So, what is a CAPITAL Stream?
A Capital Stream is a multi-year, pre-paid delivery agreement to sell up to 10 bushels per acre of canola to Input Capital. The Capital Stream outlines an annual volume and guaranteed price that you will receive for your canola for the life of the contract. In addition to locking in price and volume, the Capital Stream is unique in that it provides for a substantial portion of the multi-year contract value to be paid to you as a deposit, at contract signing, usually within 2-3 weeks of initiating the agreement. The deposit can be as much as 50 percent of the entire contract value, with the remaining amount being paid out each year after harvest. Unlike delivery contracts from other companies, our Capital Streams pay the farmer years in advance – often before the first crop is even seeded.
A Capital Stream is about funding some of your capital needs today with future production.
As a farmer, how do I benefit from a Capital Stream?
- Risk management: Price a portion of your future canola today; get paid today for canola to be grown in future years. Eliminate the down side and keep exposed to high prices through price split points.
- Expand your farm: Funds to purchase additional land; optimize the size and scale of your farm.
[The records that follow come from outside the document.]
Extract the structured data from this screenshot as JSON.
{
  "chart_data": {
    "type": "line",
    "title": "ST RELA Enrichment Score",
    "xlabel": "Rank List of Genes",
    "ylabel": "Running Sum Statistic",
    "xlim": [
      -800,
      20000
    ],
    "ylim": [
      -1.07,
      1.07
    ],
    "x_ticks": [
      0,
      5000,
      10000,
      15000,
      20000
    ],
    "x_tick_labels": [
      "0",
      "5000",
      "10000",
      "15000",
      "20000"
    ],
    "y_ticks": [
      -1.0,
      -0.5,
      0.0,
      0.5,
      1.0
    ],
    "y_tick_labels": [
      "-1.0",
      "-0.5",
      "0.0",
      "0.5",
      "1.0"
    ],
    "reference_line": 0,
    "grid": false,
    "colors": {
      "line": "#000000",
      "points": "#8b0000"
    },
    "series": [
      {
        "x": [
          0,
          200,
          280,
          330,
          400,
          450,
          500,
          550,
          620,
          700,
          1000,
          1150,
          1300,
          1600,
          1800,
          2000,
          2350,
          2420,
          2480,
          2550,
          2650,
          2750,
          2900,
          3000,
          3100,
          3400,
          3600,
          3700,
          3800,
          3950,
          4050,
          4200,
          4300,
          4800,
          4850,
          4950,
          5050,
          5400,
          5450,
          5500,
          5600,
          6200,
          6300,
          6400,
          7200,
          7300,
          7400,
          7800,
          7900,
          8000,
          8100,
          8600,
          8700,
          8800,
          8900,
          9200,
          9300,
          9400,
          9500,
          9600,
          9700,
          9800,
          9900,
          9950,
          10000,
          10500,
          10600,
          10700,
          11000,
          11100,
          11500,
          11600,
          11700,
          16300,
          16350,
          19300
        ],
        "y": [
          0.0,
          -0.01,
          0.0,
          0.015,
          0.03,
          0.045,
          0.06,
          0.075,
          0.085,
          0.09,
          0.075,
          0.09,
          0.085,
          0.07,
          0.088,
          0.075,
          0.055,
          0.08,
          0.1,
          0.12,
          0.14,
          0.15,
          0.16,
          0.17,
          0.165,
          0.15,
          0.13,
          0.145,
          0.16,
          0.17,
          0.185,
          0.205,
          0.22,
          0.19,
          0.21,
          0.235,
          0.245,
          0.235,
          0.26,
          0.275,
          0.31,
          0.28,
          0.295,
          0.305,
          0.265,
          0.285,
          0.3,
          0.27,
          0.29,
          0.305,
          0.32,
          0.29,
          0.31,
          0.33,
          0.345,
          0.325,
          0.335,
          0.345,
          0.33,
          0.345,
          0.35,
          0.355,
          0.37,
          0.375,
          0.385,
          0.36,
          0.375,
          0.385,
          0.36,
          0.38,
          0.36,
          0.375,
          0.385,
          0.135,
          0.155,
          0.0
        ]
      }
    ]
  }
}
- Succession: Helps the next generation of farmers get established and grow their operation.
- Use the cash to your advantage:
- Buy your inputs off-season when the prices are the lowest.
- Take advantage of discounts on large cash purchases.
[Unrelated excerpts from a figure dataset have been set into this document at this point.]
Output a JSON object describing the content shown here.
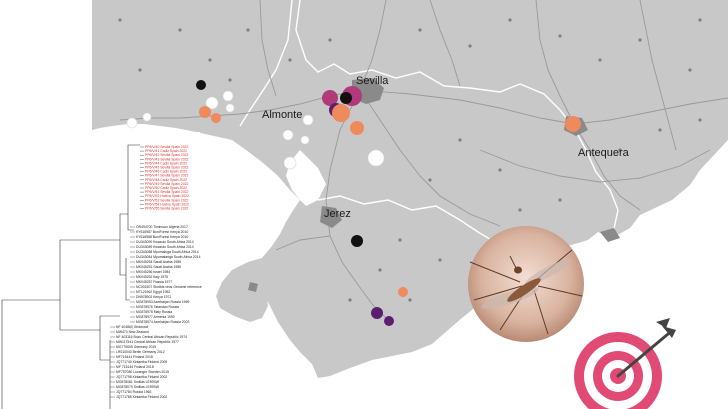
{
  "map": {
    "places": [
      {
        "name": "Sevilla"
      },
      {
        "name": "Almonte"
      },
      {
        "name": "Jerez"
      },
      {
        "name": "Antequera"
      }
    ],
    "markers": [
      {
        "kind": "black"
      },
      {
        "kind": "white"
      },
      {
        "kind": "white"
      },
      {
        "kind": "orange"
      },
      {
        "kind": "orange"
      },
      {
        "kind": "white"
      },
      {
        "kind": "magenta"
      },
      {
        "kind": "magenta"
      },
      {
        "kind": "purple"
      },
      {
        "kind": "black"
      },
      {
        "kind": "orange"
      },
      {
        "kind": "orange"
      },
      {
        "kind": "white"
      },
      {
        "kind": "white"
      },
      {
        "kind": "white"
      },
      {
        "kind": "orange"
      },
      {
        "kind": "white"
      },
      {
        "kind": "black"
      },
      {
        "kind": "orange"
      },
      {
        "kind": "purple"
      },
      {
        "kind": "purple"
      },
      {
        "kind": "white"
      },
      {
        "kind": "white"
      },
      {
        "kind": "white"
      }
    ],
    "colors": {
      "land": "#c8c8c8",
      "sea": "#ffffff",
      "border": "#ffffff",
      "black": "#111111",
      "white": "#ffffff",
      "orange": "#ee8a5c",
      "magenta": "#b03a7a",
      "purple": "#5a1f6e"
    }
  },
  "tree": {
    "highlighted_labels": [
      "PP6/V/40 Sevilla Spain 2022",
      "PP6/V/41 Cadiz Spain 2022",
      "PP6/V/42 Sevilla Spain 2022",
      "PP6/V/43 Sevilla Spain 2022",
      "PP6/V/44 Cadiz Spain 2022",
      "PP6/V/45 Sevilla Spain 2022",
      "PP6/V/46 Cadiz Spain 2022",
      "PP6/V/47 Sevilla Spain 2022",
      "PP6/V/48 Cadiz Spain 2022",
      "PP6/V/49 Sevilla Spain 2022",
      "PP6/V/50 Cadiz Spain 2022",
      "PP6/V/51 Sevilla Spain 2022",
      "PP6/V/52 Huelva Spain 2022",
      "PP6/V/53 Sevilla Spain 2022",
      "PP6/V/54 Huelva Spain 2022",
      "PP6/V/55 Sevilla Spain 2022"
    ],
    "labels": [
      "OR494700 Timimoun Algeria 2017",
      "KY616987 BoniForest Kenya 2010",
      "KY616988 BoniForest Kenya 2010",
      "DU343090 Kwazulu South Africa 2014",
      "DU343089 Kwazulu South Africa 2014",
      "DU343088 Mpumalnga South Africa 2014",
      "DU343084 Mpumalanga South Africa 2014",
      "MK045254 Saudi Arabia 1985",
      "MK045251 Saudi Arabia 1985",
      "MK045256 Israel 1984",
      "MK045252 Italy 1975",
      "MK045257 Russia 1977",
      "NC001507 Sindbis virus Genome reference",
      "MT121962 Egypt 1952",
      "DN978902 Kenya 1971",
      "MG878953 Azerbaijan Russia 1969",
      "MG878976 Tatarstan Russia",
      "MG878975 Maly Russia",
      "MG878977 Armenia 1990",
      "MG878974 Azerbaijan Russia 2003",
      "NF 404860 Girdwood",
      "MW474 New Zealand",
      "NF 403115 Bozo Central African Republic 1974",
      "MW117541 Central African Republic 1977",
      "MG770605 Germany 2019",
      "LR010040 Berlin Germany 2012",
      "MF715441 Finland 2018",
      "JQ771740 Kirkantka Finland 2005",
      "MF 715144 Finland 2018",
      "MF757080 Lovanger Sweden 2015",
      "JQ771798 Kirkantka Finland 2002",
      "MG878081 Smillas LE59SW",
      "MG878079 Smillas LE59SW",
      "JQ771784 Russia 1963",
      "JQ771785 Kirkantka Finland 2002"
    ]
  }
}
- Savings on equipment; cash in your pocket for auction sales.
- Sell your remaining crop when the price is high, not when you have to.
- Eliminate high-interest loans.
- On-Farm Pick Up: We pick up the canola on your farm, saving you delivery costs and saving you the cost associated with additional storage.
- Guaranteed Basis level: For the life of the contract, no fluctuations.
How much canola can I sell to Input Capital on a Capital Stream?
Every contract is unique, however, in a standard Capital Stream, Input Capital will buy between 40 MT (one semi-truck load) to the equivalent of 10 bushels per acre each year.
How are streaming prices established for a Capital Stream?
Capital Streaming prices are a reflection of long term prices for canola. Specific contract prices are adjusted according to the size of the upfront payment of the contract. Upfront payments are generally between 30 and 50 percent of the value of the contract, with the balance being paid out in each year over the length of the contract. We build the contracted amounts with you, the upfront payment percentage is determined by your farm’s individual needs.
What happens if canola prices climb drastically during the contract period?
A Capital Stream with Input Capital provides for additional canola payments to the farmer if canola prices in a crop year exceed $550 per tonne. Your upside is protected – when Input achieves prices above $550 per tonne the amount over $550 is shared 50/50 with you.
What happens if canola prices fall drastically during the contract period?
A Capital Stream guarantees the price for the entire term of the contract. Input Capital takes all the risk if the price drops.
What happens if I have a crop failure?
Input Capital requires that our streaming clients carry crop insurance at the 70% level of coverage. Input has several options to help ensure that our farm clients are able to continue farming in the event of a crop failure.
Does everyone qualify for a Capital Stream?
There are certain production and financial metrics that our partners require for a Capital Stream. We will take a snap-shot of your farm’s finances, look at historic production yields and future production estimates to help us determine the size of Stream that works for you.
What risks does Input Capital take on in this agreement?
Input Capital takes on the price risk and the basis risk for the canola contracted within a Capital Stream. You keep upside exposure through price split points.